ILI Jacksonville HospitalOn this week in 1847, Dorothea Dix, a crusader for the rights of America’s mentally ill, submitted a proposal to the Illinois General Assembly to build the state’s first mental hospital.

Dix arrived in Illinois as a radical reformer who wanted to overhaul the way in which America treated its mentally ill citizens.

At the time, people with mental disorders were treated more like prisoners than patients, considered incurable and fit only to be locked away.

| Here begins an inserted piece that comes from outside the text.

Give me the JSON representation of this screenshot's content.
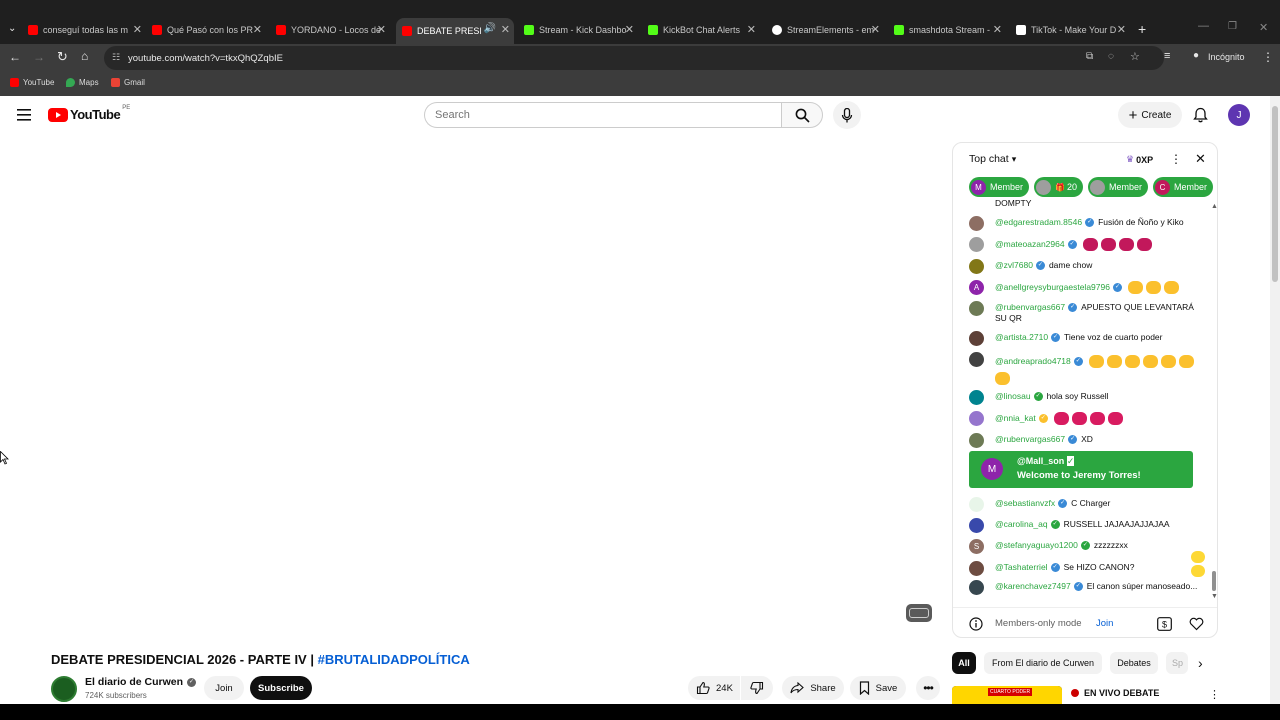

Dix believed that with healthier conditions, proper treatment and dedicated care, the mentally ill could be cured. She had been touring the states arguing that people who suffered from maladies of the mind could reenter society as productive members.

Jacksonville in Morgan County was determined to be a perfect site for the new hospital because of its central location and the fact that precedent for a state institution in the city had been set by the establishment of the State Asylum for the Deaf and Dumb in 1846 and the planned opening of the Institution for the Education of the Blind in 1848.

On March 1, 1847, the General Assembly approved the project and set aside funding for the establishment of the institution in Jacksonville, to be known as the Illinois State Hospital for the Insane.

Construction of the hospital began in 1848, and the first patients began arriving in 1851. The original building was built to hold 250 patients, but its popularity quickly led to people being turned away. To house additional patients and prevent overcrowding, the state approved funding for two more mental hospitals in 1869.

The hospital became known as a national leader in care for the mentally ill and from the 1940s through the 1970s served as a national training center for psychiatric nurses.

Known in its final years as the Jacksonville Developmental Center, the hospital remained in operation until 2012.